Friedliche Stimmung im Dorf Lübars. Hier haben Pferdestärken noch Vorfahrt, wird heute noch Landwirtschaft betrieben. Dabei gilt es als das einzige Dorf in Berlin, das nicht Dorf heißt wie etwa Zehlendorf oder Wilmersdorf, dafür aber wirklich noch ein Dorf ist.
Zugleich ist es die Wiege Reinickendorfs.
 
Der Dorfanger im Zentrum mit Dorfkirche, Schule, Feuerwehr und Kopfsteinpflaster – und drum herum die Felder. Es hat sich an der Struktur des Dorfkerns nicht viel verändert im Laufe der Jahrhunderte. Wie die Nachbardörfer wurde auch Lübars um 1230 während der deutschen Ostkolonisation gegründet. In einer Urkunde wird Lübars erstmals im Jahr 1247 erwähnt – wo es heißt, dass der Ertrag der Lübarser Bienenstöcke an das Spandauer Benediktinerinnenkloster abzuliefern sei. Und mit diesem Datum tritt Lübars quasi ins Licht der Geschichte. Doch zeugen zahlreiche archäologischen Funde von einer früheren Besiedlung. Lubas, Lubarz oder auch Liebbarsch genannt, bedeutet Lübars so etwas wie „liebes Dorf“.

Während die Bewohnerzahlen anfänglich nach oben gingen, war das Dorf Ende des 15. Jahrhunderts durch Räuberbanden, kriegerische Auseinandersetzungen und die Ausbreitung der Pest verlassen. Doch blieb das Dorf im Dreißigjährigen Krieg von Zerstörungen verschont, weil es schlichtweg zu abgelegen war.
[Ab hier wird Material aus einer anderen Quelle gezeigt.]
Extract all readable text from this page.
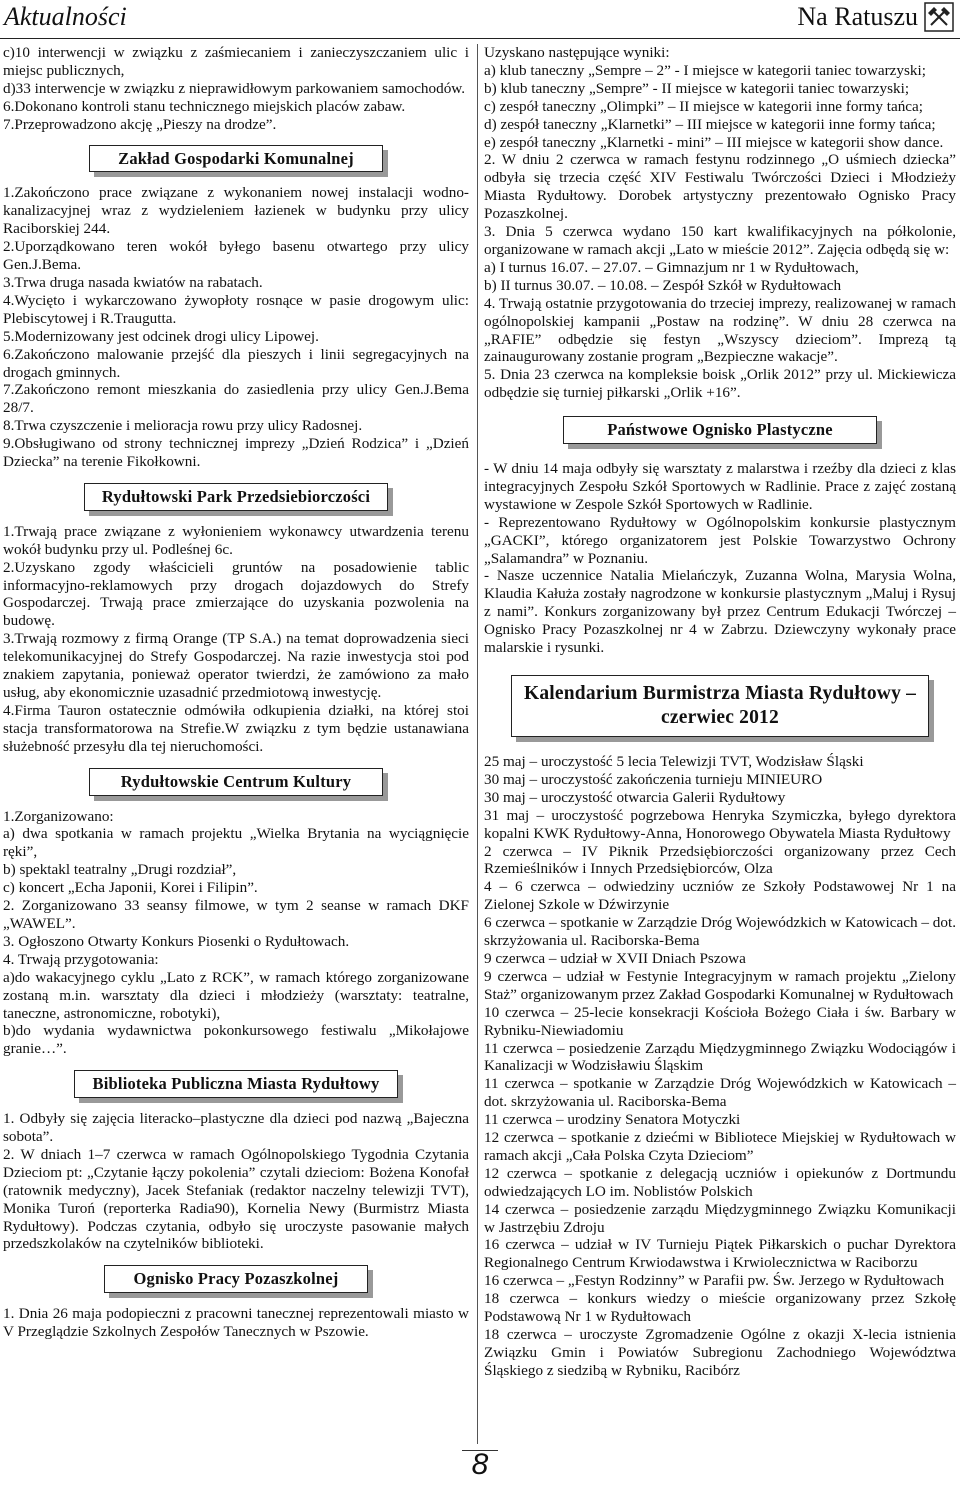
Aktualności	Na Ratuszu

c)10 interwencji w związku z zaśmiecaniem i zanieczyszczaniem ulic i miejsc publicznych,

d)33 interwencje w związku z nieprawidłowym parkowaniem samochodów.

6.Dokonano kontroli stanu technicznego miejskich placów zabaw.

7.Przeprowadzono akcję „Pieszy na drodze”.

Zakład Gospodarki Komunalnej

1.Zakończono prace związane z wykonaniem nowej instalacji wodno-kanalizacyjnej wraz z wydzieleniem łazienek w budynku przy ulicy Raciborskiej 244.

2.Uporządkowano teren wokół byłego basenu otwartego przy ulicy Gen.J.Bema.

3.Trwa druga nasada kwiatów na rabatach.

4.Wycięto i wykarczowano żywopłoty rosnące w pasie drogowym ulic: Plebiscytowej i R.Traugutta.

5.Modernizowany jest odcinek drogi ulicy Lipowej.

6.Zakończono malowanie przejść dla pieszych i linii segregacyjnych na drogach gminnych.

7.Zakończono remont mieszkania do zasiedlenia przy ulicy Gen.J.Bema 28/7.

8.Trwa czyszczenie i melioracja rowu przy ulicy Radosnej.

9.Obsługiwano od strony technicznej imprezy „Dzień Rodzica” i „Dzień Dziecka” na terenie Fikołkowni.

Rydułtowski Park Przedsiebiorczości

1.Trwają prace związane z wyłonieniem wykonawcy utwardzenia terenu wokół budynku przy ul. Podleśnej 6c.

2.Uzyskano zgody właścicieli gruntów na posadowienie tablic informacyjno-reklamowych przy drogach dojazdowych do Strefy Gospodarczej. Trwają prace zmierzające do uzyskania pozwolenia na budowę.

3.Trwają rozmowy z firmą Orange (TP S.A.) na temat doprowadzenia sieci telekomunikacyjnej do Strefy Gospodarczej. Na razie inwestycja stoi pod znakiem zapytania, ponieważ operator twierdzi, że zamówiono za mało usług, aby ekonomicznie uzasadnić przedmiotową inwestycję.

4.Firma Tauron ostatecznie odmówiła odkupienia działki, na której stoi stacja transformatorowa na Strefie.W związku z tym będzie ustanawiana służebność przesyłu dla tej nieruchomości.

Rydułtowskie Centrum Kultury

1.Zorganizowano:

a) dwa spotkania w ramach projektu „Wielka Brytania na wyciągnięcie ręki”,

b) spektakl teatralny „Drugi rozdział”,

c) koncert „Echa Japonii, Korei i Filipin”.

2. Zorganizowano 33 seansy filmowe, w tym 2 seanse w ramach DKF „WAWEL”.

3. Ogłoszono Otwarty Konkurs Piosenki o Rydułtowach.

4. Trwają przygotowania:

a)do wakacyjnego cyklu „Lato z RCK”, w ramach którego zorganizowane zostaną m.in. warsztaty dla dzieci i młodzieży (warsztaty: teatralne, taneczne, astronomiczne, robotyki),

b)do wydania wydawnictwa pokonkursowego festiwalu „Mikołajowe granie…”.

Biblioteka Publiczna Miasta Rydułtowy

1. Odbyły się zajęcia literacko–plastyczne dla dzieci pod nazwą „Bajeczna sobota”.

2. W dniach 1–7 czerwca w ramach Ogólnopolskiego Tygodnia Czytania Dzieciom pt: „Czytanie łączy pokolenia” czytali dzieciom: Bożena Konofał (ratownik medyczny), Jacek Stefaniak (redaktor naczelny telewizji TVT), Monika Turoń (reporterka Radia90), Kornelia Newy (Burmistrz Miasta Rydułtowy). Podczas czytania, odbyło się uroczyste pasowanie małych przedszkolaków na czytelników biblioteki.

Ognisko Pracy Pozaszkolnej

1. Dnia 26 maja podopieczni z pracowni tanecznej reprezentowali miasto w V Przeglądzie Szkolnych Zespołów Tanecznych w Pszowie.

Uzyskano następujące wyniki:

a) klub taneczny „Sempre – 2” - I miejsce w kategorii taniec towarzyski;

b) klub taneczny „Sempre” - II miejsce w kategorii taniec towarzyski;

c) zespół taneczny „Olimpki” – II miejsce w kategorii inne formy tańca;

d) zespół taneczny „Klarnetki” – III miejsce w kategorii inne formy tańca;

e) zespół taneczny „Klarnetki - mini” – III miejsce w kategorii show dance.

2. W dniu 2 czerwca w ramach festynu rodzinnego „O uśmiech dziecka” odbyła się trzecia część XIV Festiwalu Twórczości Dzieci i Młodzieży Miasta Rydułtowy. Dorobek artystyczny prezentowało Ognisko Pracy Pozaszkolnej.

3. Dnia 5 czerwca wydano 150 kart kwalifikacyjnych na półkolonie, organizowane w ramach akcji „Lato w mieście 2012”. Zajęcia odbędą się w:

a) I turnus 16.07. – 27.07. – Gimnazjum nr 1 w Rydułtowach,

b) II turnus 30.07. – 10.08. – Zespół Szkół w Rydułtowach

4. Trwają ostatnie przygotowania do trzeciej imprezy, realizowanej w ramach ogólnopolskiej kampanii „Postaw na rodzinę”. W dniu 28 czerwca na „RAFIE” odbędzie się festyn „Wszyscy dzieciom”. Imprezą tą zainaugurowany zostanie program „Bezpieczne wakacje”.

5. Dnia 23 czerwca na kompleksie boisk „Orlik 2012” przy ul. Mickiewicza odbędzie się turniej piłkarski „Orlik +16”.

Państwowe Ognisko Plastyczne

- W dniu 14 maja odbyły się warsztaty z malarstwa i rzeźby dla dzieci z klas integracyjnych Zespołu Szkół Sportowych w Radlinie. Prace z zajęć zostaną wystawione w Zespole Szkół Sportowych w Radlinie.

- Reprezentowano Rydułtowy w Ogólnopolskim konkursie plastycznym „GACKI”, którego organizatorem jest Polskie Towarzystwo Ochrony „Salamandra” w Poznaniu.

- Nasze uczennice Natalia Mielańczyk, Zuzanna Wolna, Marysia Wolna, Klaudia Kałuża zostały nagrodzone w konkursie plastycznym „Maluj i Rysuj z nami”. Konkurs zorganizowany był przez Centrum Edukacji Twórczej – Ognisko Pracy Pozaszkolnej nr 4 w Zabrzu. Dziewczyny wykonały prace malarskie i rysunki.

Kalendarium Burmistrza Miasta Rydułtowy – czerwiec 2012

25 maj – uroczystość 5 lecia Telewizji TVT, Wodzisław Śląski

30 maj – uroczystość zakończenia turnieju MINIEURO

30 maj – uroczystość otwarcia Galerii Rydułtowy

31 maj – uroczystość pogrzebowa Henryka Szymiczka, byłego dyrektora kopalni KWK Rydułtowy-Anna, Honorowego Obywatela Miasta Rydułtowy

2 czerwca – IV Piknik Przedsiębiorczości organizowany przez Cech Rzemieślników i Innych Przedsiębiorców, Olza

4 – 6 czerwca – odwiedziny uczniów ze Szkoły Podstawowej Nr 1 na Zielonej Szkole w Dźwirzynie

6 czerwca – spotkanie w Zarządzie Dróg Wojewódzkich w Katowicach – dot. skrzyżowania ul. Raciborska-Bema

9 czerwca – udział w XVII Dniach Pszowa

9 czerwca – udział w Festynie Integracyjnym w ramach projektu „Zielony Staż” organizowanym przez Zakład Gospodarki Komunalnej w Rydułtowach

10 czerwca – 25-lecie konsekracji Kościoła Bożego Ciała i św. Barbary w Rybniku-Niewiadomiu

11 czerwca – posiedzenie Zarządu Międzygminnego Związku Wodociągów i Kanalizacji w Wodzisławiu Śląskim

11 czerwca – spotkanie w Zarządzie Dróg Wojewódzkich w Katowicach – dot. skrzyżowania ul. Raciborska-Bema

11 czerwca – urodziny Senatora Motyczki

12 czerwca – spotkanie z dziećmi w Bibliotece Miejskiej w Rydułtowach w ramach akcji „Cała Polska Czyta Dzieciom”

12 czerwca – spotkanie z delegacją uczniów i opiekunów z Dortmundu odwiedzających LO im. Noblistów Polskich

14 czerwca – posiedzenie zarządu Międzygminnego Związku Komunikacji w Jastrzębiu Zdroju

16 czerwca – udział w IV Turnieju Piątek Piłkarskich o puchar Dyrektora Regionalnego Centrum Krwiodawstwa i Krwiolecznictwa w Raciborzu

16 czerwca – „Festyn Rodzinny” w Parafii pw. Św. Jerzego w Rydułtowach

18 czerwca – konkurs wiedzy o mieście organizowany przez Szkołę Podstawową Nr 1 w Rydułtowach

18 czerwca – uroczyste Zgromadzenie Ogólne z okazji X-lecia istnienia Związku Gmin i Powiatów Subregionu Zachodniego Województwa Śląskiego z siedzibą w Rybniku, Racibórz

8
Aufwärts ging es dann erst Anfang des 18. Jahrhunderts.
Die Dorfkirche bildet das Herz des Angers. Sie entstand in den Jahren 1791-1794. Zuvor hatten die ersten Siedler wohl bereits um 1230 kurz nach der Dorfgründung eine hölzerne Kirche errichtet. Später stand an dieser Stelle eine Fachwerkkirche, die jedoch bei einem Dorfbrand im Jahr 1790 – wie auch die Häuser des Gerichtsschulzen, des Schmiedes und Hirten – zerstört wurde. Ihr Fundament blieb jedoch erhalten, und auf diesem fußt nun die heutige spätbarocke steinerne Kirche. Auf dem historischen Kirchhof an der Dorfkirche zeugen die Grabmäler von der langen Tradition der Bauernfamilien, die hier über Generationen gelebt haben und teilweise heute noch hier leben: Rathenow, Qualitz, Kühne oder Neuendorf.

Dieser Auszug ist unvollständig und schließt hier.